Factbox: Japan’s stimulus plan to combat coronavirus pain


(Reuters) – Japanese Prime Minister Shinzo Abe has pledged to roll out an unprecedented stimulus package, equal to 20% the size of the economy, vowing to take “all steps” to battle the deepening fallout from the coronavirus pandemic.

The package, which Abe said would be worth around 108 trillion yen ($990 billion), may include a 26-trillion-yen stimulus put in place in December 2019. Direct fiscal spending in the package would amount to 39 trillion yen, Abe said.

The size of the package would exceed the one Japan compiled in the wake of the 2009 financial crisis, which topped 56 trillion yen with direct spending of some 15 trillion yen.

Below are the key measures Abe’s cabinet is expected to approve on Tuesday as part of the stimulus package:

FISCAL STIMULUS

– A cash payout of 300,000 yen for households whose income has been hit by the pandemic.

– Cash payouts to small and mid-sized firms to help them continue business operations.

– Increase employment adjustment subsidies for the small and mid-sized firms as well as big companies, who keep employees on the payroll, to avoid layoffs and bankruptcies.

– Additional 10,000 yen per child for families that receive child allowances.

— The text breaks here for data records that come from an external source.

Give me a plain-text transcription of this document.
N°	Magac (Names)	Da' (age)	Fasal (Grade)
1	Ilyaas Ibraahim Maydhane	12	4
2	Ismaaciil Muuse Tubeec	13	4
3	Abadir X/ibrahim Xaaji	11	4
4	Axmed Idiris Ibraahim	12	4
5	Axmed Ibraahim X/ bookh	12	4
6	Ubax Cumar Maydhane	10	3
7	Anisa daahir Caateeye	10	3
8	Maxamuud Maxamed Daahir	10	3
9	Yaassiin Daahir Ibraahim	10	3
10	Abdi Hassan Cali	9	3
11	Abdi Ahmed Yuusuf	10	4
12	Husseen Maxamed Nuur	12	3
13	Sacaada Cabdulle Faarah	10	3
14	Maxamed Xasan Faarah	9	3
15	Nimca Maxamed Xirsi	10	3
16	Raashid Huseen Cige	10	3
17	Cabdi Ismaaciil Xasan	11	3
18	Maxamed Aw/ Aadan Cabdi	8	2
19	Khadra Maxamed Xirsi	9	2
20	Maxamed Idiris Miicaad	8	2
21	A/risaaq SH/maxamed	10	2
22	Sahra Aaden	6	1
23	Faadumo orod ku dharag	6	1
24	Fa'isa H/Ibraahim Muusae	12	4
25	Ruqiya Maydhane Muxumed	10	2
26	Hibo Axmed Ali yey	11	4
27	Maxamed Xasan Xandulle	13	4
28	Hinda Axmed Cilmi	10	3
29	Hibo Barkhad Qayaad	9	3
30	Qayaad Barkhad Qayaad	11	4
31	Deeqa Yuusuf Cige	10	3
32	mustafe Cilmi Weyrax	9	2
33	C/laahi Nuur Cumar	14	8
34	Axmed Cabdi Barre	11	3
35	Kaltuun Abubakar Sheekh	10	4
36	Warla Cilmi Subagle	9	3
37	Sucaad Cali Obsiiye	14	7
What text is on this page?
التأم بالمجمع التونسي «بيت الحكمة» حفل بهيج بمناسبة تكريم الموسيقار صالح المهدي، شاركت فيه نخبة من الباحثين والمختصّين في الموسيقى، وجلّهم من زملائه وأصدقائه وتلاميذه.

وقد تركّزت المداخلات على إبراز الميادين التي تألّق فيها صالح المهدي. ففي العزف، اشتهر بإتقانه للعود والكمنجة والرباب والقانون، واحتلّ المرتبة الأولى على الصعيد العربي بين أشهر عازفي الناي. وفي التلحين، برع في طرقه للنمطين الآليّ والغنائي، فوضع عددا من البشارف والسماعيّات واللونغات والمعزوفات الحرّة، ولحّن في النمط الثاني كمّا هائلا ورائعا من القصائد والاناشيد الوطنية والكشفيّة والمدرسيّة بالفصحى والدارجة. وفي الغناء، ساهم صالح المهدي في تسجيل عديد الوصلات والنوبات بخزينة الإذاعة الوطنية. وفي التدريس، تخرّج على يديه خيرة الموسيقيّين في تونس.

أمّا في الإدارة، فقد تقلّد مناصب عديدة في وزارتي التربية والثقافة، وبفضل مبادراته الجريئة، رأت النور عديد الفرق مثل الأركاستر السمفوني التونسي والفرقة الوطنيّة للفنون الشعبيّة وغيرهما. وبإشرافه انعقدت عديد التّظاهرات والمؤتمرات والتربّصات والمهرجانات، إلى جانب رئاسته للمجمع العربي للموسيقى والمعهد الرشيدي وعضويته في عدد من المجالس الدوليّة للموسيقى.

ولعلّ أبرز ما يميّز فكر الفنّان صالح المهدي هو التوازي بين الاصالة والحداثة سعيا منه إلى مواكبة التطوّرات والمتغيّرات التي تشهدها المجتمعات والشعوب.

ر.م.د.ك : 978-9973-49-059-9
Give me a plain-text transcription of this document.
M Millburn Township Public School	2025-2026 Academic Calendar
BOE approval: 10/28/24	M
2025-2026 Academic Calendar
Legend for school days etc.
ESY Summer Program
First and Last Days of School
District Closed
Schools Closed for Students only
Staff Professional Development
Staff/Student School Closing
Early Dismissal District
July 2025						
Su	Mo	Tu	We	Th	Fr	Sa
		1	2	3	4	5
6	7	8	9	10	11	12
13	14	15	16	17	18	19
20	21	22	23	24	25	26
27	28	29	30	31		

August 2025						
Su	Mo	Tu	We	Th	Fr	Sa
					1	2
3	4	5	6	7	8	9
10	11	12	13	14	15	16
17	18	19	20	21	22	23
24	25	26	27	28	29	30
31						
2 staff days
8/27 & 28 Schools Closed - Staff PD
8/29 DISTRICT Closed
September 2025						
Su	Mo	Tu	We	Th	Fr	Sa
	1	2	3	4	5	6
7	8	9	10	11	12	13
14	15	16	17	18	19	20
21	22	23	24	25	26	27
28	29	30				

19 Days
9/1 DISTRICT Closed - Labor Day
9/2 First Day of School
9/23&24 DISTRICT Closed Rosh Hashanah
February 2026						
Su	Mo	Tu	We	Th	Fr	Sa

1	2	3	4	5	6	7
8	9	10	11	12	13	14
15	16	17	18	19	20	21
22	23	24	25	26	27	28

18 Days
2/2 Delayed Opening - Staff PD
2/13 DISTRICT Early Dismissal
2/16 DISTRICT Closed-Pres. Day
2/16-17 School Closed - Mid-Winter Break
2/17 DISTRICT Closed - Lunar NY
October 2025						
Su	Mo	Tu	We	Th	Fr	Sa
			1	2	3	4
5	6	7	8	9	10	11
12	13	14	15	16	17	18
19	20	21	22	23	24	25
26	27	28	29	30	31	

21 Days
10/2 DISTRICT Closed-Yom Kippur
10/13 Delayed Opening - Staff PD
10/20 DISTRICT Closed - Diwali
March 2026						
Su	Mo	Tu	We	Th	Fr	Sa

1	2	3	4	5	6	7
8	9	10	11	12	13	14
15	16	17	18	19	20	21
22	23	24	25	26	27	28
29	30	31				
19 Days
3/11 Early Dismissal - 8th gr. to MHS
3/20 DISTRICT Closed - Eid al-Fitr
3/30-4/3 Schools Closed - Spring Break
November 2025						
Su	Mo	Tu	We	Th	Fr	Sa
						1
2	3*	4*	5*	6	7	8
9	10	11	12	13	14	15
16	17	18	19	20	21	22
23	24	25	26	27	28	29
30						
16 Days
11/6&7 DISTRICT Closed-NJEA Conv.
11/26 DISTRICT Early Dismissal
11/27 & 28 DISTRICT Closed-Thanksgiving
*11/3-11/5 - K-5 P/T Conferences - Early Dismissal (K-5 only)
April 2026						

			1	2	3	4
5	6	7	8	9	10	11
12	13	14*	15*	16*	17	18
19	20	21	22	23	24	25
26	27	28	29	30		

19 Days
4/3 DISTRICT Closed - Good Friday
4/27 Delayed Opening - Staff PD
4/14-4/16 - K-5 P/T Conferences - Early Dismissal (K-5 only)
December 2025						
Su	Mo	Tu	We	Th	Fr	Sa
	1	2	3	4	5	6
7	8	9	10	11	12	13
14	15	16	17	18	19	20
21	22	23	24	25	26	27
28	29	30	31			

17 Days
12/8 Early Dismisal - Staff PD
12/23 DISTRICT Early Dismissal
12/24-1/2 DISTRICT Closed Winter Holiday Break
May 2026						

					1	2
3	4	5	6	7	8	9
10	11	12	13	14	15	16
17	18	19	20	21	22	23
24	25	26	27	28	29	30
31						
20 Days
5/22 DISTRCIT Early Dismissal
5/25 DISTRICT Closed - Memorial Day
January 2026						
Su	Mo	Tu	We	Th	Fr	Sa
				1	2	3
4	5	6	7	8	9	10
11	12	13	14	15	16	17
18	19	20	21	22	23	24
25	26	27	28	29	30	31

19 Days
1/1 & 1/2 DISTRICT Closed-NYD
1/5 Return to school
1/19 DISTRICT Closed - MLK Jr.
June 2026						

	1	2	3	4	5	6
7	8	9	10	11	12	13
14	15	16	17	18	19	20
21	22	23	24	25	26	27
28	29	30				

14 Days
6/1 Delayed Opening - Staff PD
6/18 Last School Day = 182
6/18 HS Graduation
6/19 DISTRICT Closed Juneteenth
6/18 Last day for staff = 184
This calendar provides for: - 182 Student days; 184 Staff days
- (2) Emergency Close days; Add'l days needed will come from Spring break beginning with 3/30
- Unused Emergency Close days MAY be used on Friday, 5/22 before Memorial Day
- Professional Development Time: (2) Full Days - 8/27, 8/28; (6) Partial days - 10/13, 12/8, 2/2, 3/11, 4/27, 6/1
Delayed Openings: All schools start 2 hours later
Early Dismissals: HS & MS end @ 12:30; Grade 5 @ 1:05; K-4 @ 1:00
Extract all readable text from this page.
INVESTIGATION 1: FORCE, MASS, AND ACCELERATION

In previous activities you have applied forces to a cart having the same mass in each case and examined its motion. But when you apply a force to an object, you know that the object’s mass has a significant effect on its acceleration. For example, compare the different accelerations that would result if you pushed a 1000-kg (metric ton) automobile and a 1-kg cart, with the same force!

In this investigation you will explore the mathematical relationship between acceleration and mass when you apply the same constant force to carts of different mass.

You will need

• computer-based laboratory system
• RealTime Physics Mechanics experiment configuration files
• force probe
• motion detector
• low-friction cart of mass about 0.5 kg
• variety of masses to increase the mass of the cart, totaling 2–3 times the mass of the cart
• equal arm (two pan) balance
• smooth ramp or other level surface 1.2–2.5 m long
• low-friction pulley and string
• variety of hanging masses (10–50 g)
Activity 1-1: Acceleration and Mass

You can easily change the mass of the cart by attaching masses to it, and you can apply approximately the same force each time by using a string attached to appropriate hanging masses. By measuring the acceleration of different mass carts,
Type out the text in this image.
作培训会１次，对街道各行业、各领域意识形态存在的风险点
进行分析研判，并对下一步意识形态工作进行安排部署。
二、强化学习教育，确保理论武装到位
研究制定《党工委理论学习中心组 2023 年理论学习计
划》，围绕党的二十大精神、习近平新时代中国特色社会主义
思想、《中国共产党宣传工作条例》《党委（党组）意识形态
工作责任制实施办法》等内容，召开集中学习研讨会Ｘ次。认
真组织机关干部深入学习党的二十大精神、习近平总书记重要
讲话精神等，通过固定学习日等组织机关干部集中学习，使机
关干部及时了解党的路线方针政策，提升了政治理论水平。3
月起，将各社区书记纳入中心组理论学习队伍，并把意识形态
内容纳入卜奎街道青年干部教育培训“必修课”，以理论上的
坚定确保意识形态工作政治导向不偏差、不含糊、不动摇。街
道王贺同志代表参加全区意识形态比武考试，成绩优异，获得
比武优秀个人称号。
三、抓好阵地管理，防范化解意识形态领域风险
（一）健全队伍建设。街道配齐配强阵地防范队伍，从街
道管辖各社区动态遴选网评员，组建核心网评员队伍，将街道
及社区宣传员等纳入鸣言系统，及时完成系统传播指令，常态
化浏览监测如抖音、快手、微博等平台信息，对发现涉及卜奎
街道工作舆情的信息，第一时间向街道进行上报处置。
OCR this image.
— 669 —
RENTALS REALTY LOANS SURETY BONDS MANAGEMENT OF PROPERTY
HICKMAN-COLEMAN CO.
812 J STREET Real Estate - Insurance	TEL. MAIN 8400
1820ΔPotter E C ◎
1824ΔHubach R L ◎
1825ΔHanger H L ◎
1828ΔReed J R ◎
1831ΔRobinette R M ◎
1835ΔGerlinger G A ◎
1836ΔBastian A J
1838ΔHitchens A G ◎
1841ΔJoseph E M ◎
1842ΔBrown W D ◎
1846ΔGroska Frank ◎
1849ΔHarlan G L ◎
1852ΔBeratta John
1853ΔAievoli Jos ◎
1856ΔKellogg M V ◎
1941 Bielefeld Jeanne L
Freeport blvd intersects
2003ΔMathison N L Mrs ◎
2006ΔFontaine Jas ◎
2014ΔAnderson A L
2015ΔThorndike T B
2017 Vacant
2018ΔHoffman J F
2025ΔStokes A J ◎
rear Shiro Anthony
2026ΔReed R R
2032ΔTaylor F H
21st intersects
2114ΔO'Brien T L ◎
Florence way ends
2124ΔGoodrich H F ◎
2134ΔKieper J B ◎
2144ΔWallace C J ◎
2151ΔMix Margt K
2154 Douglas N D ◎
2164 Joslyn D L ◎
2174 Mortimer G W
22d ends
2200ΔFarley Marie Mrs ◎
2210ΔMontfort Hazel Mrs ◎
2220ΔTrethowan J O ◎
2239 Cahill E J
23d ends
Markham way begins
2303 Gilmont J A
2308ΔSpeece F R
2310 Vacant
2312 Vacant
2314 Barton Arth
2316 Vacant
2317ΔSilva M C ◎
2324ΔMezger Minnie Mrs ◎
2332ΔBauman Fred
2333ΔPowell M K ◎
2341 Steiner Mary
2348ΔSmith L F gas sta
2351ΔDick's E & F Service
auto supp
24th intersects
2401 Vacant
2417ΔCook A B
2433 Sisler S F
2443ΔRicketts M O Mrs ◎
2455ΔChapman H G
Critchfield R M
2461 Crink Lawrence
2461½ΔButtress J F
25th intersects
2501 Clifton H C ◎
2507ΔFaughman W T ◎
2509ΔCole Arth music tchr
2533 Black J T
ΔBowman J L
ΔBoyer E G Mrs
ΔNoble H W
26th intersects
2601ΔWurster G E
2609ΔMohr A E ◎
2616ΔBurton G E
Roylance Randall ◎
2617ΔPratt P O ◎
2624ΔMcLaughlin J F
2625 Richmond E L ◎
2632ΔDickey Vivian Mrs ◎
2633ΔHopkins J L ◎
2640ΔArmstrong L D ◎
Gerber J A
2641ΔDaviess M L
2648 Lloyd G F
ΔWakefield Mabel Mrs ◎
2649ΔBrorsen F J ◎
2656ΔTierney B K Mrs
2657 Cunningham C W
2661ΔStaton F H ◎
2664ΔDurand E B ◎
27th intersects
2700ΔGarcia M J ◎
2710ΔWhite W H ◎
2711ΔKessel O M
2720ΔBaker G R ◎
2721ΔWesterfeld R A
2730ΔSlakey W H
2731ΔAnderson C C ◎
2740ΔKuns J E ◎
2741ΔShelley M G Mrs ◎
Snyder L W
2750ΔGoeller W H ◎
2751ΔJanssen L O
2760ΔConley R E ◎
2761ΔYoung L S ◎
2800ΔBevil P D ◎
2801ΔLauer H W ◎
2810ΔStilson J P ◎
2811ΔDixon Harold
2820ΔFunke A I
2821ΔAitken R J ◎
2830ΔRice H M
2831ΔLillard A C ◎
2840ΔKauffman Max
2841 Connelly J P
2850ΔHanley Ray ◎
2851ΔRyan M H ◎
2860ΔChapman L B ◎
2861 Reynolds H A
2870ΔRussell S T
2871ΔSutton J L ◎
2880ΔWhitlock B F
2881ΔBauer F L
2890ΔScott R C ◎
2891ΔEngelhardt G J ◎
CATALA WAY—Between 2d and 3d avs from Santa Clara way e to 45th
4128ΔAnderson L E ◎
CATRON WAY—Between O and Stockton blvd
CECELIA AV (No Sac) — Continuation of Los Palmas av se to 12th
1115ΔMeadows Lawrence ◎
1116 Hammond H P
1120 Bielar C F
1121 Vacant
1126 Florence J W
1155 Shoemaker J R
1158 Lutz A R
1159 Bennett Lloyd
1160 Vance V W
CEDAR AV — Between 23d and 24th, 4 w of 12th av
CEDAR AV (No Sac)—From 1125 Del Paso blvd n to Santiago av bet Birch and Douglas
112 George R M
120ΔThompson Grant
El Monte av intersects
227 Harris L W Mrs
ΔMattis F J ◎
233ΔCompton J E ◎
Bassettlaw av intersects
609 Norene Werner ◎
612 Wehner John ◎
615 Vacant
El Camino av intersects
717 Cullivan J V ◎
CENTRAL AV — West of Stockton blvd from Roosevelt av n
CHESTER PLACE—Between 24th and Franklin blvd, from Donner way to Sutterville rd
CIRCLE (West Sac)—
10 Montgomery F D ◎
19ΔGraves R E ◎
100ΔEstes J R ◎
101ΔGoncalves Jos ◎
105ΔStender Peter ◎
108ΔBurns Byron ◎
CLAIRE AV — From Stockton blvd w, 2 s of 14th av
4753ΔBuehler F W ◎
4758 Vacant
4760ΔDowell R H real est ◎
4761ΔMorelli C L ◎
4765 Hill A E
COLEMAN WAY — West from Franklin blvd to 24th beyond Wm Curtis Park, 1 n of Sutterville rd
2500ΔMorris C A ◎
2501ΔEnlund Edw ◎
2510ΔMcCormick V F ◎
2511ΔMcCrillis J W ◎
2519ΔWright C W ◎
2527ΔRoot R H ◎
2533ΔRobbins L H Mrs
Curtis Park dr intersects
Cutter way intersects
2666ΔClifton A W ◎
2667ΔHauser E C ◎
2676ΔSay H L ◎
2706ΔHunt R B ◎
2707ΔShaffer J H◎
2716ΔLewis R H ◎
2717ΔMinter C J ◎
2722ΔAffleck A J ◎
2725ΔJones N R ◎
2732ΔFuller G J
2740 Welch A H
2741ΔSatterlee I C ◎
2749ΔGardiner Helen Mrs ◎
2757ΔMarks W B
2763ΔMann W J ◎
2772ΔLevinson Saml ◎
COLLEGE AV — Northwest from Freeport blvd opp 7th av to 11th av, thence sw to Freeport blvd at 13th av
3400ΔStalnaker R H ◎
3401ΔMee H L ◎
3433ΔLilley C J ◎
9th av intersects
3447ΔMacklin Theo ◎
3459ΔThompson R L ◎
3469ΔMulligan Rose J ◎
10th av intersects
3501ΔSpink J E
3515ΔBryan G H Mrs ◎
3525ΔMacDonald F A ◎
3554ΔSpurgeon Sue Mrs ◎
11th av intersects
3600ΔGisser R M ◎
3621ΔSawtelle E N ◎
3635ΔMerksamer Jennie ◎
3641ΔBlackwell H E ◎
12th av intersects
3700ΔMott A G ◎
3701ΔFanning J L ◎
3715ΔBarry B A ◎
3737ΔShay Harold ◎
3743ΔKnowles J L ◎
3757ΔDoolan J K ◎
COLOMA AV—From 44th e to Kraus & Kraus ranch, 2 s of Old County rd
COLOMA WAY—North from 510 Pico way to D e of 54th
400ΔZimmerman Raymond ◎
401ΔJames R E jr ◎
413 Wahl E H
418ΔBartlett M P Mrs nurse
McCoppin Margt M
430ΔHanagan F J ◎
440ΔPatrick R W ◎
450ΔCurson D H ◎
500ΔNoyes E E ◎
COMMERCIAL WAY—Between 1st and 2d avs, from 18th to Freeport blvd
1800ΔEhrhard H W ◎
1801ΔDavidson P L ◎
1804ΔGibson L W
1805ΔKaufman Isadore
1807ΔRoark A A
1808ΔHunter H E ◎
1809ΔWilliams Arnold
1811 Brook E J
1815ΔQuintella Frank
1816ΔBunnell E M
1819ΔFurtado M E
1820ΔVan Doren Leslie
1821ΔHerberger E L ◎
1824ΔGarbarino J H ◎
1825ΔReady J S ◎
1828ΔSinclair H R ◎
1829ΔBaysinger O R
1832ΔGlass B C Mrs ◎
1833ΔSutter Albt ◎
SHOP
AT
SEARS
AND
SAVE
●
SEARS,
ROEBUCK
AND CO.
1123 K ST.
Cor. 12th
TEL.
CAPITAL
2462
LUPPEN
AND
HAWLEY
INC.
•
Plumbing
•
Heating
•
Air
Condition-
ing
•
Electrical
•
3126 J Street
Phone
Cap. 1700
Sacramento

Currently, Japan gives eligible households 15,000 yen a month for infants under three, and up to 15,000 yen for three-year olds to junior high schoolers.

MEDICAL SUPPORT

– Triple the production of Fujifilm Holding Corp’s Avigan anti-flu drug during this fiscal year so it can be used to treat some two million people. Avigan is being tested in China as a treatment for COVID-19.

– Back funding to secure medical supplies and hospital beds, as well as for the production of masks, vaccines, and infrastructure to promote telecommuting.

– Give local governments an extra subsidy totalling 1 trillion yen to help them shoulder costs such as securing accommodations for people infected with the new virus.

– Establish a reserve fund on infectious diseases to take necessary steps in future.

FINANCIAL BACKSTOP

– Enable cash-strapped small and mid-sized firms to borrow at zero interest without collateral from private financial institutions such as regional banks and credit unions.

– Make use of crisis lending schemes by Development Bank of Japan [DBJPN.UL] and Shoko Chukin Bank [SKCBK.UL] for loans to large corporations.

– Provide airlines with financial support worth 2 trillion yen. Grant them a grace period for payment of landing fees.

TAX BREAKS

– Lowering corporate tax burdens of small and mid-sized companies.

– Exempt firms from taxation on property and assets if their sales more than halve year-on-year in any three-month period between February and October.

– Give small and mid-sized firms one-year grace period for corporate tax payment.

– Expand the scope of loss-making firms subjected to a tax refund.

– Fuel tax breaks for private cars purchased up until March 2021, from the current period through September 2020.